Pentecostal and charismatic churches, which have grown rapidly across PNG, play a documented role. Their emphasis on spiritual warfare, deliverance from evil spirits, and the reality of demonic possession aligns with and reinforces existing sanguma beliefs rather than displacing them. Richard Eves of the Australian National University has documented this dynamic in Simbu Province. In a country that is 96% Christian, the oldest fear and the newest faith have found common ground.

The Pattern

The organ-theft belief connects sanguma to figures documented thousands of kilometers away. The Albasty of the Turkic world steals the lungs or liver of new mothers and flees toward water. Lamashtu of Mesopotamia caused miscarriages and kidnapped nursing infants. In Cameroon, Bangwa witches are born with an extra organ that compels them to drain blood. Among the Nyakyusa of Tanzania, each witch inherits a python in their stomach that drives them to consume human flesh. The kumo of the PNG highlands functions almost identically to these African parallels: an internal creature, hereditary, operating below conscious control.

The social dynamics mirror the European witch trials with uncomfortable precision. Unexplained death triggers accusation. Marginalized individuals are targeted. Confession is extracted through torture. Execution is framed as community protection.
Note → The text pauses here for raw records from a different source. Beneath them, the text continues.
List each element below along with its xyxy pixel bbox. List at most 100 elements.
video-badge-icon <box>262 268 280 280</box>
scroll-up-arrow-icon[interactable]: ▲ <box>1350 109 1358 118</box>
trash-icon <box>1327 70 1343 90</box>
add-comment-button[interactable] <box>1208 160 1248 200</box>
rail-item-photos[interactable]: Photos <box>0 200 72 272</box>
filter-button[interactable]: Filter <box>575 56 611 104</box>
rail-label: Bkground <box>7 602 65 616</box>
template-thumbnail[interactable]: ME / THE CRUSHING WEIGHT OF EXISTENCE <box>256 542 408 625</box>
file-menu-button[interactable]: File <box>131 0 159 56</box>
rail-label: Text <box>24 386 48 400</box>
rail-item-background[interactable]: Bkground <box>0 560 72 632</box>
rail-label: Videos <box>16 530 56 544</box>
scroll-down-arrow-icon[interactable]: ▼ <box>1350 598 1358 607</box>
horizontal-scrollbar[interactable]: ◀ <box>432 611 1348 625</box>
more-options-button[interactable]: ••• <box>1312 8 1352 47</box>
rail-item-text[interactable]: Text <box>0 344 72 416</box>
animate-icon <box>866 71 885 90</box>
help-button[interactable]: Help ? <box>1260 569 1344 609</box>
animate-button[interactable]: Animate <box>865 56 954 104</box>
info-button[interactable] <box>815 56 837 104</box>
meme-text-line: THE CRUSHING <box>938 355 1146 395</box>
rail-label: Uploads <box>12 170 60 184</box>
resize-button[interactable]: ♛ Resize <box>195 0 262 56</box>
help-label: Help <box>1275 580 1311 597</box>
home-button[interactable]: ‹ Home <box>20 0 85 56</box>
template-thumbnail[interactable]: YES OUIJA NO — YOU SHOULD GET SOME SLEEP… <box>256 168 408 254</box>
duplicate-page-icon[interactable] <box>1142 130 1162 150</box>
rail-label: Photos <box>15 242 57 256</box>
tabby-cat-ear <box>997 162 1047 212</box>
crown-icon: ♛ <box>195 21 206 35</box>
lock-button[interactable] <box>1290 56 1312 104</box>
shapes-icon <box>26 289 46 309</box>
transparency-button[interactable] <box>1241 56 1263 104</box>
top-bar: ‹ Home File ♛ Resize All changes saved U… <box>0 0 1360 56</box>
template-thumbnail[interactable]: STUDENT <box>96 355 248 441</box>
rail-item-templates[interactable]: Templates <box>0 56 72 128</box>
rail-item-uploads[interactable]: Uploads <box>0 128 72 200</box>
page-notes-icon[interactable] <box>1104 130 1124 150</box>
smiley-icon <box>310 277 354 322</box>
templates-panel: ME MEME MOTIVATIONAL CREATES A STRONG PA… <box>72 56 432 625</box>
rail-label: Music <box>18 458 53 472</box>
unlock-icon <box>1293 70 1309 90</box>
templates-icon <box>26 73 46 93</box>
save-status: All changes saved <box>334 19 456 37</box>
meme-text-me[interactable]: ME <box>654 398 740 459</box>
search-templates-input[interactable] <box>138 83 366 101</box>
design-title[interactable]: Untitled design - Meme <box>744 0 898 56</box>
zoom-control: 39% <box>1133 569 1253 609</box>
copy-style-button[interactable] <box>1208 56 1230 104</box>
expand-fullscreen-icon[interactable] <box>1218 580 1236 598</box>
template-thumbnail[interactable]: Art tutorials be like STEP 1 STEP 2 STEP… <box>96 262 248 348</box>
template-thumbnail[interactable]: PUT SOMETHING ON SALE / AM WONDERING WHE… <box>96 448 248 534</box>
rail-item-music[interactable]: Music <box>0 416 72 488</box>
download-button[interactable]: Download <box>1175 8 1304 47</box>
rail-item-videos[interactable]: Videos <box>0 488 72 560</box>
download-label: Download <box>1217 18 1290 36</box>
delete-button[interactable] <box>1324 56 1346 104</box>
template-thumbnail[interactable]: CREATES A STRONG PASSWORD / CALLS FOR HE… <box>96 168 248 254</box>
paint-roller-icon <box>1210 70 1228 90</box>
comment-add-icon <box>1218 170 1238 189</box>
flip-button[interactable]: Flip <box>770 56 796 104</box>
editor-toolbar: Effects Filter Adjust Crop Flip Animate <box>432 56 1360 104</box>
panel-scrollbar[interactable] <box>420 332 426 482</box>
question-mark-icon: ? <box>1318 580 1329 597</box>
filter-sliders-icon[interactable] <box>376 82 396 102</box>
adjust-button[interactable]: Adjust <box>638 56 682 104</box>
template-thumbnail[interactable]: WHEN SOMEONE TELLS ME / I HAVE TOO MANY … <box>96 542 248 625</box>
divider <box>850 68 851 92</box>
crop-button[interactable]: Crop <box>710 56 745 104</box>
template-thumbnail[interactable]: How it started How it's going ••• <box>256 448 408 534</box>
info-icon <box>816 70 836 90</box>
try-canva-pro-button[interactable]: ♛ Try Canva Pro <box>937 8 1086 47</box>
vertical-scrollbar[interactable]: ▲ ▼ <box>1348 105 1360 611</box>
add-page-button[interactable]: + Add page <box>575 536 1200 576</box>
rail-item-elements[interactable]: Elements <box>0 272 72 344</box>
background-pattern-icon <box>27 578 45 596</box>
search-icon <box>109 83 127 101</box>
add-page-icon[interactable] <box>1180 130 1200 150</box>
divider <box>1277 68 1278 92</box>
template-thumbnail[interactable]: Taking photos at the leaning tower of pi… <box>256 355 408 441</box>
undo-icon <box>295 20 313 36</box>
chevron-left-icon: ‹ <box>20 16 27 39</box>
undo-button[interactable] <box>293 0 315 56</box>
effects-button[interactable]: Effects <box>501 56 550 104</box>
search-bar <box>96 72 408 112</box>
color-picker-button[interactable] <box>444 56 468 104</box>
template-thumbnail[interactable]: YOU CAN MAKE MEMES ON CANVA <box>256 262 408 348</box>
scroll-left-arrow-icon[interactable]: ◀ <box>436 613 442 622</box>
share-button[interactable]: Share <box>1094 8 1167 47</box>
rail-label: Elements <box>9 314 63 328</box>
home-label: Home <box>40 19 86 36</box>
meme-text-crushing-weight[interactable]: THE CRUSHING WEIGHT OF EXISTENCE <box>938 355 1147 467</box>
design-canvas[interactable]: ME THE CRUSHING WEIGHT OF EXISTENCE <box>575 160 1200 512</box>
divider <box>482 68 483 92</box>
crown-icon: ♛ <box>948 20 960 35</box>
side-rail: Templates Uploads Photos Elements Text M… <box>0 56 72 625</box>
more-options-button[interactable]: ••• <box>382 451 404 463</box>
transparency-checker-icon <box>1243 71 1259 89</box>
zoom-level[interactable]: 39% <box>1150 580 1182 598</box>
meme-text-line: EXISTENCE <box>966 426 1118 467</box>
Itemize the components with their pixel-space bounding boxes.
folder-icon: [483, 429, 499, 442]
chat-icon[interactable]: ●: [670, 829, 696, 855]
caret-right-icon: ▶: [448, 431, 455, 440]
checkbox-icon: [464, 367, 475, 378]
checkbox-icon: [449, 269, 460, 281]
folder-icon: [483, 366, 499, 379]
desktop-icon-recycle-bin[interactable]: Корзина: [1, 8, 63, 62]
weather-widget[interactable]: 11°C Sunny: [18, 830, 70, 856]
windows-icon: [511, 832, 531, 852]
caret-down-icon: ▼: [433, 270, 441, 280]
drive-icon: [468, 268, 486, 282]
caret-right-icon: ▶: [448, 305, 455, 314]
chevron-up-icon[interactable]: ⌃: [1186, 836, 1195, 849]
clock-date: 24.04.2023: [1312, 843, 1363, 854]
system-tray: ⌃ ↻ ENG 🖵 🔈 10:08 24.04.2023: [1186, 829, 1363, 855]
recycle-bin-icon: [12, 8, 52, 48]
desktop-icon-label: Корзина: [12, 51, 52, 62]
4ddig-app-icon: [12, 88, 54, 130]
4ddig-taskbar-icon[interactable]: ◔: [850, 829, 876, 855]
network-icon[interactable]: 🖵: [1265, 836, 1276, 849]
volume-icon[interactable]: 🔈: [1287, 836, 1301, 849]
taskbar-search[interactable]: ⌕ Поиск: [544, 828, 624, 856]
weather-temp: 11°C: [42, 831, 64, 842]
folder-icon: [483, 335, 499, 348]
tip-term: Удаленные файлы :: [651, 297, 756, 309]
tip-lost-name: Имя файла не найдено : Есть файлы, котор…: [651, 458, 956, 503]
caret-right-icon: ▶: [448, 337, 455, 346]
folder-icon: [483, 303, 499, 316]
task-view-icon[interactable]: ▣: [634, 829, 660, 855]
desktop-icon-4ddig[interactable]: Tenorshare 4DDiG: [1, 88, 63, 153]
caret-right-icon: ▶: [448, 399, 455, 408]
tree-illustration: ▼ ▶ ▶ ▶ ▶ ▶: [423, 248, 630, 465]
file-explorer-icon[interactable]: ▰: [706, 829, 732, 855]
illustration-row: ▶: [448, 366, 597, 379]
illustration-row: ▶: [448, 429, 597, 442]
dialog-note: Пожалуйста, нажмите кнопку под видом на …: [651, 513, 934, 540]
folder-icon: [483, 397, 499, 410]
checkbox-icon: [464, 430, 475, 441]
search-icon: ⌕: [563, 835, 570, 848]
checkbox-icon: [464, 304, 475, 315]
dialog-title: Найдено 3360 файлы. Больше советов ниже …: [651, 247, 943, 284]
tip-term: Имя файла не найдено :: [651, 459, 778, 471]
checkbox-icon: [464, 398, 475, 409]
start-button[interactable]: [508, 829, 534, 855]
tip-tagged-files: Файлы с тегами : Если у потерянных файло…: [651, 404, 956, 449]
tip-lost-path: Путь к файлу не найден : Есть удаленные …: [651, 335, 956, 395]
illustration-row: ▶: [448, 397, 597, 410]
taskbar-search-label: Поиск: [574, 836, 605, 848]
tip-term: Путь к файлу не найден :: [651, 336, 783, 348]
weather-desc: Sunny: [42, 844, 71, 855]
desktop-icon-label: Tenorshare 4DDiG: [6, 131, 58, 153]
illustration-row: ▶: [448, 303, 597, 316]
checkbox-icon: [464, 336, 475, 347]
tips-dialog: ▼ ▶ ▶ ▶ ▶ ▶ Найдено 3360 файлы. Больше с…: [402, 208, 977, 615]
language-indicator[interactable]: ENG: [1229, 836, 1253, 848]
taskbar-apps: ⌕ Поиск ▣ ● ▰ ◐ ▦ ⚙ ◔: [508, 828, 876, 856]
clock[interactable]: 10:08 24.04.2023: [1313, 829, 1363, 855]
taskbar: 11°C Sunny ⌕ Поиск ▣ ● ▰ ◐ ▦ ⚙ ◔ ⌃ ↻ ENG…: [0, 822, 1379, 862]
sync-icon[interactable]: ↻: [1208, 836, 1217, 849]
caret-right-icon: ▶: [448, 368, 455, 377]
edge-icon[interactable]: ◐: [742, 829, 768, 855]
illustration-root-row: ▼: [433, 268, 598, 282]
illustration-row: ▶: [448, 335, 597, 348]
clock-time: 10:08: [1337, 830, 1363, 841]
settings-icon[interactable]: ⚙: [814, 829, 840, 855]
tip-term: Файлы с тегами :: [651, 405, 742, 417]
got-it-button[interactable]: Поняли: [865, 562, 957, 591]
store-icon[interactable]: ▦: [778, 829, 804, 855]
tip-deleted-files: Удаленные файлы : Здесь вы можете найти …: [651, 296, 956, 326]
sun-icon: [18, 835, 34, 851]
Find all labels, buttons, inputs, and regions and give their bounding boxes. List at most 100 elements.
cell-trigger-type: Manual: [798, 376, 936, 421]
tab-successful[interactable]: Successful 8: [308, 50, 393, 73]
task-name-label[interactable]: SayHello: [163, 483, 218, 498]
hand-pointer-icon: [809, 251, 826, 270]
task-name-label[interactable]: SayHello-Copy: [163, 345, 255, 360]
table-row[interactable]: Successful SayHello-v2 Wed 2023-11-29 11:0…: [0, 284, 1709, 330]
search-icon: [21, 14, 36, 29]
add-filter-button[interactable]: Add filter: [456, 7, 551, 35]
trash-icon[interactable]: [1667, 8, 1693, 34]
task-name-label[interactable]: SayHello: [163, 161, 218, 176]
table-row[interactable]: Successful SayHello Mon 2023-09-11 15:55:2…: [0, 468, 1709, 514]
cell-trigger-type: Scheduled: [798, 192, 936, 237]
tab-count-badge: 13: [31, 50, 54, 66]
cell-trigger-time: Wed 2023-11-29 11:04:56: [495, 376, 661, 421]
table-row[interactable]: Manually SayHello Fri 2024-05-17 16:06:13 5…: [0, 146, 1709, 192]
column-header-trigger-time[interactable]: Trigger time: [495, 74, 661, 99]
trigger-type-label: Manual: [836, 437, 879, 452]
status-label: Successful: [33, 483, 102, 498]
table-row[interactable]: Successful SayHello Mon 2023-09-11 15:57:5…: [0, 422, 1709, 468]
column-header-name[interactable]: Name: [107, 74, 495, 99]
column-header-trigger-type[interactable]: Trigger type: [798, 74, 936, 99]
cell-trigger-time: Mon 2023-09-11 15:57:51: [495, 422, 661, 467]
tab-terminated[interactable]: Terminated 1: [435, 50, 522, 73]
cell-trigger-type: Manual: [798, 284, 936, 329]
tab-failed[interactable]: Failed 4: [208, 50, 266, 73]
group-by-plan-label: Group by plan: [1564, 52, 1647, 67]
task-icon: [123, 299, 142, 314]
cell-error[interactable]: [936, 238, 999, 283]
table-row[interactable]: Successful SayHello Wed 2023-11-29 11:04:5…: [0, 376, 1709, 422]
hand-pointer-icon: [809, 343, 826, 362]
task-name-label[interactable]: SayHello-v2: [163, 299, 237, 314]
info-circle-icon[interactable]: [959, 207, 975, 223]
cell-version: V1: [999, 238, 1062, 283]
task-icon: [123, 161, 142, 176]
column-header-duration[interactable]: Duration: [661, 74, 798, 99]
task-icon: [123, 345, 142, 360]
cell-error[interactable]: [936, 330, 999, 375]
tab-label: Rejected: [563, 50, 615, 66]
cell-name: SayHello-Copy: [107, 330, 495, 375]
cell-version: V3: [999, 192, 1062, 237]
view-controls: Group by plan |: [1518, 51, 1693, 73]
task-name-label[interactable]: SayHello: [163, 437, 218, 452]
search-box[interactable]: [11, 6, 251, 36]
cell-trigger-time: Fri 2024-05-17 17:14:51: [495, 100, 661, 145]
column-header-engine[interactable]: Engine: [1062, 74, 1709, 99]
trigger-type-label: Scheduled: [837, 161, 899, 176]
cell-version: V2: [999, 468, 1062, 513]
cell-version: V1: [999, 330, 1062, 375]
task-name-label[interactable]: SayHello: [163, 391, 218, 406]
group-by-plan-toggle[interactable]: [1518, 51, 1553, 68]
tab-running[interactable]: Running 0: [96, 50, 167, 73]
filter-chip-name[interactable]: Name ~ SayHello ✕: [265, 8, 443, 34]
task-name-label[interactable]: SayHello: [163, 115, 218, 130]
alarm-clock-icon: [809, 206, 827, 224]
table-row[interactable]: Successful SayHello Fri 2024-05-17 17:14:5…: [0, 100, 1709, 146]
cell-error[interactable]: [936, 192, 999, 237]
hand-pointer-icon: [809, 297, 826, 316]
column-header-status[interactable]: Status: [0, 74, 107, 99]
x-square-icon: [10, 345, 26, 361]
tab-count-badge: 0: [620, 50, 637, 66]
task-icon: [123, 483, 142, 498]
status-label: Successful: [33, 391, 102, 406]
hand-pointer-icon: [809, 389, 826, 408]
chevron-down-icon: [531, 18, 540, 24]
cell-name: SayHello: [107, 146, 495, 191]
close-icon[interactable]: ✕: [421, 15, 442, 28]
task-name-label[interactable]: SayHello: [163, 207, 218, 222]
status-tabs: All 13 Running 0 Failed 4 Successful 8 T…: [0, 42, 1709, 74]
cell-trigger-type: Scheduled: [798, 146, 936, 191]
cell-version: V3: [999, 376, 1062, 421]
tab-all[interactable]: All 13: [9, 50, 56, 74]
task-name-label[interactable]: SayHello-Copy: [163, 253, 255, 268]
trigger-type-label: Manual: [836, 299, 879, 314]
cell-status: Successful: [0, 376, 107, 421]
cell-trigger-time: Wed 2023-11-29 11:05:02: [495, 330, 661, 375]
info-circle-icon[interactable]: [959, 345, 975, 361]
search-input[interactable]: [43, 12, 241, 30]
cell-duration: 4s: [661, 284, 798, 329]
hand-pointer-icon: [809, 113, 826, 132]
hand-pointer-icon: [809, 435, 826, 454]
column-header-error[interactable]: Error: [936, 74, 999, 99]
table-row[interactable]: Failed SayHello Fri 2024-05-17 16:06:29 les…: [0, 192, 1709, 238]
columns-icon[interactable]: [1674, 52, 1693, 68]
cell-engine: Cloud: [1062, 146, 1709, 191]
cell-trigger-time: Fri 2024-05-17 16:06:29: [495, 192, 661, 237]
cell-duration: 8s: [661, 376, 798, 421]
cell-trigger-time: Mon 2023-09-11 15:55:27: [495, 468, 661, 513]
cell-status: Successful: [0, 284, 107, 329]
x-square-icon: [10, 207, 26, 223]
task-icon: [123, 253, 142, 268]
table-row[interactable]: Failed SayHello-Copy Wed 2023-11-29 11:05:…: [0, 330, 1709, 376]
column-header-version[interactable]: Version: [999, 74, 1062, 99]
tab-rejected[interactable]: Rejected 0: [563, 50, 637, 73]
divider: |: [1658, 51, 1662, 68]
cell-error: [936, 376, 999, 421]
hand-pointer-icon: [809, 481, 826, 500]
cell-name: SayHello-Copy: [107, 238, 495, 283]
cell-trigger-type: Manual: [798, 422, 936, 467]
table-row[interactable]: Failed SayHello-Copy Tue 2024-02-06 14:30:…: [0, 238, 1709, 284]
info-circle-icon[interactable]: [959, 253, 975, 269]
Legal systems either enable the violence or fail to prevent it. Michele Stephen, editing Sorcerer and Witch in Melanesia in 1987, sought to free PNG scholarship from African-derived theoretical frameworks while acknowledging that the parallels are real and structural.

Reo Fortune, who lived with the Dobuans of the D’Entrecasteaux Archipelago in 1927-28 and was initiated into their magical practices, described a society where “darkness, the possession of property, and food from another’s hand are pregnant with danger.” He published Sorcerers of Dobu in 1932. Ninety years later, the danger has not diminished. It has found new platforms, new churches, and new provinces to enter. The kumo has not been killed. It has spread.

Did You Know?

Papua New Guinea’s 1971 Sorcery Act allowed a witchcraft allegation as a legal defense in murder trials, reducing sentences for those who killed accused sorcerers. It was repealed in 2013 after the public burning of Kepari Leniata in Mount Hagen drew international condemnation. The law that replaced it made sorcery-related killing a capital offense.